Interfacial design of nanocellulose/boron nitride nanosheets composites via calcium ion cross-linking for enhanced thermal conductivity and mechanical robustness

Abstract

Highly thermally conductive composites with synergetic mechanical robustness and desirable thermal stability are crucially significant for the effective thermal management of modern electronics, yet it remains challenging due to the unsatisfied interfacial interactions. Herein, high aspect ratio carboxylated carbon nanotubes (c-CNTs) and calcium ion cross-linking strategy were innovatively introduced in cellulose nanofibers (CNFs)/boron nitride nanosheets (BNNS) composites to achieve their interfacial regulation and multifunctional integration.
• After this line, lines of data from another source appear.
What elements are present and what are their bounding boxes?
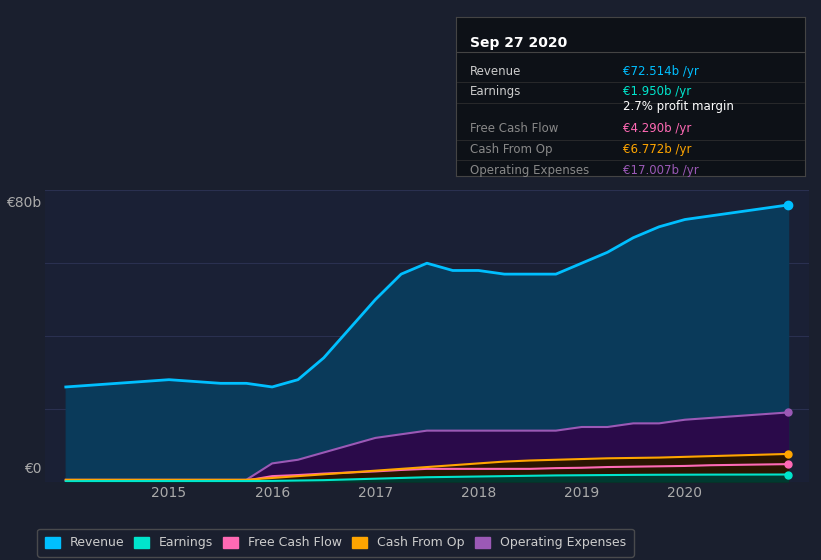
- Text: Cash From Op: Cash From Op: [470, 143, 552, 156]
- Text: Revenue: Revenue: [470, 65, 521, 78]
- Text: €1.950b /yr: €1.950b /yr: [623, 86, 691, 99]
- Text: €0: €0: [24, 462, 41, 476]
- Legend: Revenue, Earnings, Free Cash Flow, Cash From Op, Operating Expenses: Revenue, Earnings, Free Cash Flow, Cash …: [37, 529, 634, 557]
- Text: €6.772b /yr: €6.772b /yr: [623, 143, 691, 156]
- Text: Operating Expenses: Operating Expenses: [470, 164, 589, 176]
- Text: Earnings: Earnings: [470, 86, 521, 99]
- Text: Free Cash Flow: Free Cash Flow: [470, 122, 558, 135]
- Text: Sep 27 2020: Sep 27 2020: [470, 36, 566, 50]
- Text: 2.7% profit margin: 2.7% profit margin: [623, 100, 734, 113]
- Text: €17.007b /yr: €17.007b /yr: [623, 164, 699, 176]
- Text: €80b: €80b: [6, 196, 41, 210]
- Text: €72.514b /yr: €72.514b /yr: [623, 65, 699, 78]
- Text: €4.290b /yr: €4.290b /yr: [623, 122, 691, 135]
Impressively, the resultant Ca2+-CNFs/BNNS/c-CNTs composites exhibited a densely packed hierarchical structure and strong interfacial interactions, which provided continuous thermal conduction path for phonons transport. As a result, the Ca2+-CNFs/BNNS/c-CNTs composites were endowed with high in-plane thermal conductivity (13.46 W m−1 K−1), promising tensile strength (134 MPa), and excellent thermal stability. These findings provide a feasible interfacial engineering strategy to design the high-performance thermally conductive composites, holding great promise for advanced thermal management applications in modern electronics.